Astr 222 Practice Midterm #1 Answers
Short Answer
- Describe what is meant by Population I
objects and Population II objects. Give examples.
Good
answer: Population I and II refers to different
stellar populations in our Galaxy, and was coined by Walter
Baade in the 1940s. Population II objects are older,
metal-poor stars and globular clusters like those found in
the Galaxy's halo. Population I refers to more
metal-rich objects like disk stars, the Sun, or young open
star clusters.
Weak answer:
Populations II stars are old stars, while the Sun is a
Population I star.
- Describe the Magellenic Clouds.
Good answer: The
Magellenic Clouds are two dwarf irregular galaxies in the
Milky Way's halo. They are gas-rich and actively forming
stars. They are small (kpc or smaller) and low mass (a few
percent or less of the Galaxy's mass) and lie ~ 50-60 kpc
away. They are interacting with one another and also
orbiting our Galaxy with a period of a few billion years.

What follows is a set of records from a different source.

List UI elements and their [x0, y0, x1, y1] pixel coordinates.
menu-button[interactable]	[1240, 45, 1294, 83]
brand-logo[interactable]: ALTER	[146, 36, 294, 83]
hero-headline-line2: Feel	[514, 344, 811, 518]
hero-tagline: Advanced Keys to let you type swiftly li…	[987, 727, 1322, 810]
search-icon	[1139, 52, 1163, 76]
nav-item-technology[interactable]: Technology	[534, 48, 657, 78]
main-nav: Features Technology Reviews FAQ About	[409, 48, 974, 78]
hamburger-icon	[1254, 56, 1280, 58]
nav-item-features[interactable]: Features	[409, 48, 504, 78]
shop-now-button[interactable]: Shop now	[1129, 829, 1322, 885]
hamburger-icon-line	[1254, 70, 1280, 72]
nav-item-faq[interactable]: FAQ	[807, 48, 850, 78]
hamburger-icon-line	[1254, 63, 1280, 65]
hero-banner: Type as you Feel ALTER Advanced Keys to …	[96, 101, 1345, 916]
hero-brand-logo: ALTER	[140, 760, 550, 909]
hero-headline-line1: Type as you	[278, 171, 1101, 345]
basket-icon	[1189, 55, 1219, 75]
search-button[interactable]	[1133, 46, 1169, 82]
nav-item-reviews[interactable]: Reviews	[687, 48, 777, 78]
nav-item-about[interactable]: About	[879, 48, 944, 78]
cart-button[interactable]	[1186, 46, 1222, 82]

Weak answer: The Magellenic Clouds are dwarf galaxies
that orbit the Milky Way.
- Why do we believe there is a lot of dark
matter in the galaxy?
Good answer: If we
look at the rotation curve of the Galaxy -- the orbital
speed as a function of radius -- we find that the rotation
curve stays flat well beyond the point where there are no
more stars. Since V2 ~ GM/R, M ~ RV2/G
so that if the rotation curve is flat there must be more and
more mass in the Galaxy as we go to large radius. But since
we have run out of stars and gas at those distances, that
mass can't be due to normal stars and gas -- it must be
"dark matter."
Weak answer: The galaxy rotates too fast to be held
together by the stars' gravity alone.
- Describe what is meant by the "luminosity
function" of galaxies. In this context, what is L*? Sketch
what this function looks like.
Good
answer: luminosity function describes the
relative numbers of galaxies of different luminosities --
i.e., how many bright galaxies, how many faint galaxies.
There are a lot more faint galaxies than bright ones. L*
is the galaxy luminosity above which the number of
galaxies drops exponentially, and is about 2x1010
Lsun. For galaxies fainter than L*, the luminosity
function rises like a power law as you go fainter and
fainter, meaning that there are many many more galaxies at
fainter luminosity. Here is a sketch:
Weak answer:
The luminosity function tells you how many bright galaxies
there are are. (no sketch, or unlabelled sketch)
- Why does the X-ray variability of the galactic
center place a limit on the size of the object at the center?
Good answer: In
order for the light output of an object to vary appreciably,
it must coordinate itself so that the entire object varies
its light output coherently. In other words, one side needs
to know what the other is doing, so they can both "get
bright" or fade. But the fastest that information (ie "time
to get bright!") can be conveyed from one side to the other
is at the speed of light, and that takes a time t=R/c. So if
an object varies over a time t, it must have a size which is
no larger than ct.
Weak answer: Big things cannot change their
brightness quickly.
Numerical Problem
- You are studying a distant star cluster, and
find that the stars appear too red for their spectral type --
their colors are too red by 0.25 in B-V color. You also find
that there is a Cepheid variable star in this cluster, with a
period of 10 days and a mean apparent V magnitude of 7.0. How
far away is the cluster?
If the stars are "too red"
by 0.25, that means E(B-V)=0.25. But since AV=3.2E(B-V),
stars which are too red by 0.25 are extincted by
3.2x0.25=0.8 magnitudes. So if we correct for dust, the mean
apparent V magnitude is actually 6.2 (ie 7.0-0.8). If the
Cepheid has a period of 10 days, then it has an mean
absolute magnitude of M=-2.8xlog(10)-1.43=-4.23. Then we can
get distance from m-M=5logd-5, so 6.2-(-4.23)=5logd-5, or
d=1200 pc.
- If your telescope can reliably measure the
brightnesses of stars down to 20th magnitude, what is the
fathest away you could detect a Cepheid variable? Remember
that the most luminous Cepheids have period of about 100 days.
If a luminous Cepheid has
a period of 100 days, it has an absolute magnitude of -7.0.
If you detect them down to 20th magnitude, that means
m-M=20-(-7)=27, or a distance of d=2.5 million parsecs
(Mpc). And yes, we have measured Cepheids out that far (and
farther)!
Essay
Sorry, no answers to the essay
questions, since one of them will be on the exam!